Differentiating I get that $$\frac{\partial}{\partial c_j}=2c_j-2c_{yj}+\lambda \operatorname{sign}(c_j) =0 $$ $$\Rightarrow c_j = \begin{cases} c_{yj}-\lambda/2, & \lambda/2 < c_{yj} \\ c_{yj}+\lambda/2, & -\lambda/2 > c_{yj} \end{cases} $$ I'm not sure what happens in $|c_{yj}|<\lambda/2$. The results get into an infinite loop.

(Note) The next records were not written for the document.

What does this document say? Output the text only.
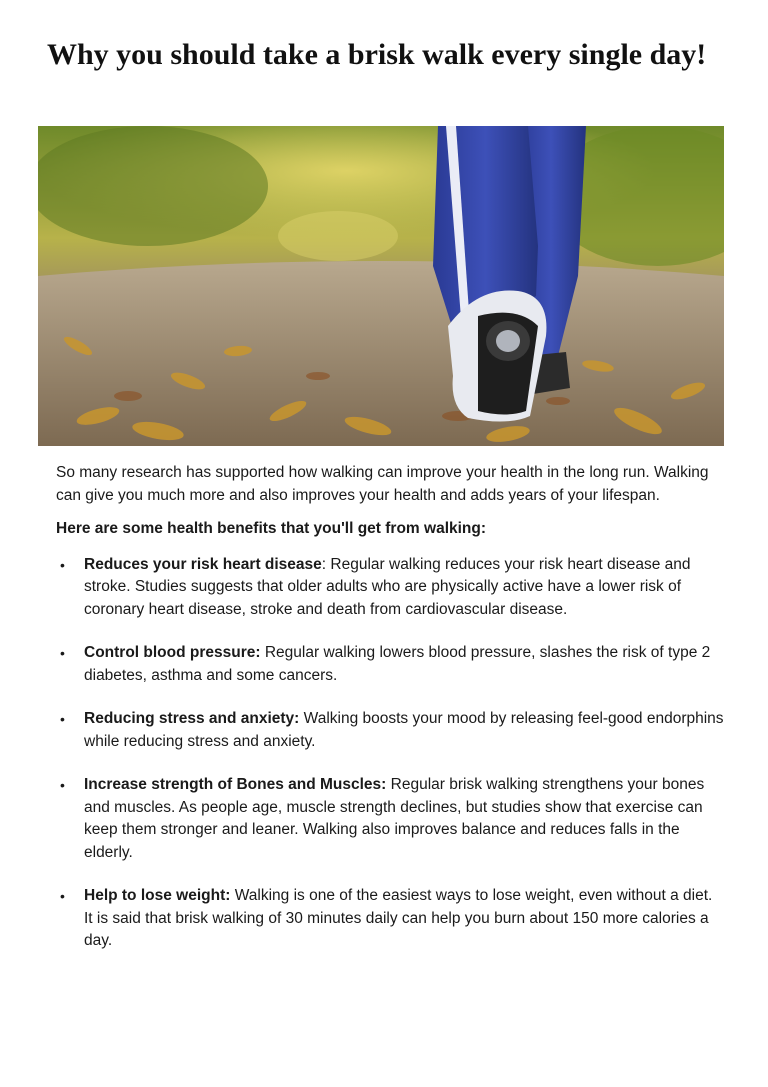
Why you should take a brisk walk every single day!

So many research has supported how walking can improve your health in the long run. Walking can give you much more and also improves your health and adds years of your lifespan.

Here are some health benefits that you'll get from walking:

• Reduces your risk heart disease: Regular walking reduces your risk heart disease and stroke. Studies suggests that older adults who are physically active have a lower risk of coronary heart disease, stroke and death from cardiovascular disease.
• Control blood pressure: Regular walking lowers blood pressure, slashes the risk of type 2 diabetes, asthma and some cancers.
• Reducing stress and anxiety: Walking boosts your mood by releasing feel-good endorphins while reducing stress and anxiety.
• Increase strength of Bones and Muscles: Regular brisk walking strengthens your bones and muscles. As people age, muscle strength declines, but studies show that exercise can keep them stronger and leaner. Walking also improves balance and reduces falls in the elderly.
• Help to lose weight: Walking is one of the easiest ways to lose weight, even without a diet. It is said that brisk walking of 30 minutes daily can help you burn about 150 more calories a day.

This is equivalent to trying to find (setting $c_{yj}=5, \lambda=20$, replacing $c_{yj}$ with $x$) to
$x=5-10\cdot\operatorname{sign}\left(x\right)$
I think that there is no solution. As you get that the sign of $x$ keeps alternating. Yet when I plot this in Desmos, for example, I get that the solution is $0$. Also, I'm trying to prove (homework exercise) that this is actually $0$, since I know the solution should be
$$\operatorname{sign}(c_j)(|c_j|-\lambda/2)_+ $$
So, how do I get to $0$?
You're missing an important detail in your argument: that function is not differentiable at zero. The case where $-\lambda/2<c<\lambda/2$ corresponds to the case where $x=0$. One way to see this is the following: suppose $-\lambda/2<c<\lambda/2$ then if $x>0$ then you will want to decrease it's value and the contrary if $x<0$. Thus, the optimum is $x=0$. Of course there is a literature on how to solve problems with kinks but I don't think it adds much value here. Now, can you figure out why does this solution converge to zero?